Truecasing

Truecasing is the problem in natural language processing (NLP) of determining the proper capitalization of words where such information is unavailable. This commonly comes up due to the standard practice (in English and many other languages) of automatically capitalizing the first word of a sentence. It can also arise in badly cased or noncased text (for example, all-lowercase or all-uppercase text messages).

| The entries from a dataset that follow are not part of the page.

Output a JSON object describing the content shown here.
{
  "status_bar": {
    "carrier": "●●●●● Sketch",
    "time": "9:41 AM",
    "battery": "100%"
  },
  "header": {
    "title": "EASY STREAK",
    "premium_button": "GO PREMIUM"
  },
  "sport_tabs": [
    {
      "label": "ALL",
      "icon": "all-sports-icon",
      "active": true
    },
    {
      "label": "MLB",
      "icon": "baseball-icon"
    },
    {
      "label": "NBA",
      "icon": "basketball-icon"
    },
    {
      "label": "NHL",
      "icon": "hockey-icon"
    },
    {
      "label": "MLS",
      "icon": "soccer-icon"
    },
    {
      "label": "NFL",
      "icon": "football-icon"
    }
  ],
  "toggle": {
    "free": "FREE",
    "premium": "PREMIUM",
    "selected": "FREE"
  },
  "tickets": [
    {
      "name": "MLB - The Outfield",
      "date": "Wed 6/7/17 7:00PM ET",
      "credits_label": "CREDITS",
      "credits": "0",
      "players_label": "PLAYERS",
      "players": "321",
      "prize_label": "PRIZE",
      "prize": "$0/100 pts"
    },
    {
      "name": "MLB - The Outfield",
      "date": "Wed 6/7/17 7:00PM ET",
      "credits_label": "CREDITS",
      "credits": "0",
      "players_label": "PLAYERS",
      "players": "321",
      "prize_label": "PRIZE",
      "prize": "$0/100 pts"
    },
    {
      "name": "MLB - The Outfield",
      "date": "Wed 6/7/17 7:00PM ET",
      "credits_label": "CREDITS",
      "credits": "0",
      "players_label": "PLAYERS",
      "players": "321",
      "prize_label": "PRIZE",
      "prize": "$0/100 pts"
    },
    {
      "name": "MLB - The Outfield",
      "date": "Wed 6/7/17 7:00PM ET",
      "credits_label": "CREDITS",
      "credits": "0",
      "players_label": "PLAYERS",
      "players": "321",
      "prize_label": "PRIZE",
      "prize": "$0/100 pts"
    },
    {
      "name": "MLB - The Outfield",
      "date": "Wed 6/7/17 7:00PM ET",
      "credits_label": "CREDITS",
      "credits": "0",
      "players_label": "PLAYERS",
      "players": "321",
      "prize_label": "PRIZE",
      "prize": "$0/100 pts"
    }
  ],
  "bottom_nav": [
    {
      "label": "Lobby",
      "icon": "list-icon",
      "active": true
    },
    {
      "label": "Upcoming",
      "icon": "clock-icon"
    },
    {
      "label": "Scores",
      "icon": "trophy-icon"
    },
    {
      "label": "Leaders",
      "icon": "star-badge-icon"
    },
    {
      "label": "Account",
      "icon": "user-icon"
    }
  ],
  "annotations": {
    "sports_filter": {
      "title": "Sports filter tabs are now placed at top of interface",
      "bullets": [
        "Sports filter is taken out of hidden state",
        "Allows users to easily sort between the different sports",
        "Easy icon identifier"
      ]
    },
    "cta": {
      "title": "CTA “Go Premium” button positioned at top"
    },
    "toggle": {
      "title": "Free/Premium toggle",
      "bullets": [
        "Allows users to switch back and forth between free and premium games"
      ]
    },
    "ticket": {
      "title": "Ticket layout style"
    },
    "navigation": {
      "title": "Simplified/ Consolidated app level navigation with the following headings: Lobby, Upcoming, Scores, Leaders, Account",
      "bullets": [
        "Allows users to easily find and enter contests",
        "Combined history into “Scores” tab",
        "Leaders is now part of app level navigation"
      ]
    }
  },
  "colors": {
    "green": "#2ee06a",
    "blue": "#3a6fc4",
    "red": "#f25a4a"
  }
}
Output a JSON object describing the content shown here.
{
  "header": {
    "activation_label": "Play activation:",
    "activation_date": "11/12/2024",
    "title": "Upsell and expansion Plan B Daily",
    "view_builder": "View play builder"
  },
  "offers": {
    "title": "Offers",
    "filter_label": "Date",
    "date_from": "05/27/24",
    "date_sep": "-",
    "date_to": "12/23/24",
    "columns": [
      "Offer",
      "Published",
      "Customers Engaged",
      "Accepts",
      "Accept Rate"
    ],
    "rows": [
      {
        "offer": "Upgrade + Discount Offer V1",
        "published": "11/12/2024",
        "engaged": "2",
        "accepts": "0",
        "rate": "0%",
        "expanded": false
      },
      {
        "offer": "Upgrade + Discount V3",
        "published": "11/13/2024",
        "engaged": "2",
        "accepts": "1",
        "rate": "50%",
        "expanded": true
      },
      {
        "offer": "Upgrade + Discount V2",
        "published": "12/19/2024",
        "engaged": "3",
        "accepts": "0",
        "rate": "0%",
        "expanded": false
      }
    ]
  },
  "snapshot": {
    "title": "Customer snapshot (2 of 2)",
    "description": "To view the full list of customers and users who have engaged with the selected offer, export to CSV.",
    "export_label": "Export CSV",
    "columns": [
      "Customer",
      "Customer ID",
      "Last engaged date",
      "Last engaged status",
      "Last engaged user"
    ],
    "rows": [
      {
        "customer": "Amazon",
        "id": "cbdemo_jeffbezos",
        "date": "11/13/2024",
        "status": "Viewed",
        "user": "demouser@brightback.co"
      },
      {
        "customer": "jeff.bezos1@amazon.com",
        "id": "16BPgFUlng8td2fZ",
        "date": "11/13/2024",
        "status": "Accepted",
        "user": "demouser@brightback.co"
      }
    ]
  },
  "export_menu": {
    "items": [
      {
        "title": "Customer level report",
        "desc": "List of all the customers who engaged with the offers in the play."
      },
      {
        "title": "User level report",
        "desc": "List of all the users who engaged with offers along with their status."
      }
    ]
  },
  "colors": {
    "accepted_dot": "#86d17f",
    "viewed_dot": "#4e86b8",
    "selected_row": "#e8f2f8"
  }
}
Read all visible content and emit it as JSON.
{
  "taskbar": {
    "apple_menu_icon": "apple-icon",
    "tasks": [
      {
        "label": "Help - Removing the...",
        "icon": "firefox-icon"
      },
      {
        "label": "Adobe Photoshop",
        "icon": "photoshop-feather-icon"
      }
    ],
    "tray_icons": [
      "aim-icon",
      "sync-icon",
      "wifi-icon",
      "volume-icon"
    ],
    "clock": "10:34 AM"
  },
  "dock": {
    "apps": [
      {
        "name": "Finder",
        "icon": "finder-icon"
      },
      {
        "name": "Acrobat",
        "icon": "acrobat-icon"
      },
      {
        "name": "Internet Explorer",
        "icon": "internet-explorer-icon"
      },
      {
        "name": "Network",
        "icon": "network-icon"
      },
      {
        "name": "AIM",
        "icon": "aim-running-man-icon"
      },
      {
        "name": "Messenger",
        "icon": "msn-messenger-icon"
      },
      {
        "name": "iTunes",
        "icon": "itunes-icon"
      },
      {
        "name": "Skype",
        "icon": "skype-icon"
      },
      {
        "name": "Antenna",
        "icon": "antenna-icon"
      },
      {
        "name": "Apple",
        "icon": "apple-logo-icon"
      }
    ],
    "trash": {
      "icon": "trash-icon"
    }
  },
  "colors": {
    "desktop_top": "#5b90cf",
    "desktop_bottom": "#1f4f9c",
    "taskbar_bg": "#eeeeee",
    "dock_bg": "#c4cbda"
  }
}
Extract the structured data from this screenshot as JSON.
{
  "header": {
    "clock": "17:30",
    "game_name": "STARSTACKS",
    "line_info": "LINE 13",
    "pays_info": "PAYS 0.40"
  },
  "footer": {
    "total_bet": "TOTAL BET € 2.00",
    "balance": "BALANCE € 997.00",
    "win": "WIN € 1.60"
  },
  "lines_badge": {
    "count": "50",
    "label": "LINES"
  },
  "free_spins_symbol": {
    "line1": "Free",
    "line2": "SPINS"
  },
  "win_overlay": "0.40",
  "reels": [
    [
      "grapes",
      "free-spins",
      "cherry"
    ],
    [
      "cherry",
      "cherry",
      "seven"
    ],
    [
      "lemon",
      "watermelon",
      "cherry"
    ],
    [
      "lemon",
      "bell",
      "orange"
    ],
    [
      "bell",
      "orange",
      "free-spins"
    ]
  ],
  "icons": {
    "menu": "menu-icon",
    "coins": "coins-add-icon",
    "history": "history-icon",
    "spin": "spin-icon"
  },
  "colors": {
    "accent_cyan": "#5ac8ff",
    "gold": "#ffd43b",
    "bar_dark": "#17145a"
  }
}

Truecasing is unnecessary in languages whose scripts do not have a distinction between uppercase and lowercase letters. This includes all languages not written in the Latin, Greek, Cyrillic or Armenian alphabets, such as Japanese, Chinese, Thai, Hebrew, Arabic, Hindi, and Georgian.

Techniques

  • Sentence segmentation can be used to determine where sentences begin, to implement the rule that the first word of every sentence must be capitalized.
  • Part-of-speech tagging can be used to identify proper nouns, which must be capitalized. In some cases, the same word can be used as different parts of speech, and is capitalized differently. For example, Xerox the company, as a noun, is capitalized, but to xerox a document, as a verb, is not capitalized. A xerox, as in the copy of a document, can be recognized by the presence of a determiner, which is not used for proper nouns.
  • Named entity recognition can be used to identify proper nouns, which must be capitalized.
  • A spell checker can be used to identify words that are always capitalized.

Applications

Truecasing aids in other NLP tasks, such as named entity recognition, automatic content extraction, and machine translation.[1] Proper capitalization allows easier detection of proper nouns, which are the starting points of NER and ACE. Some translation systems use statistical machine learning techniques, which could make use of the information contained in capitalization to increase accuracy.

References

  1. Lita, L. V.; Ittycheriah, A.; Roukos, S.; Kambhatla, N. (2003). "tRuEcasIng". Proceedings of the 41st Annual Meeting of the Association for Computational Linguistics. Sapporo, Japan. pp. 152–159.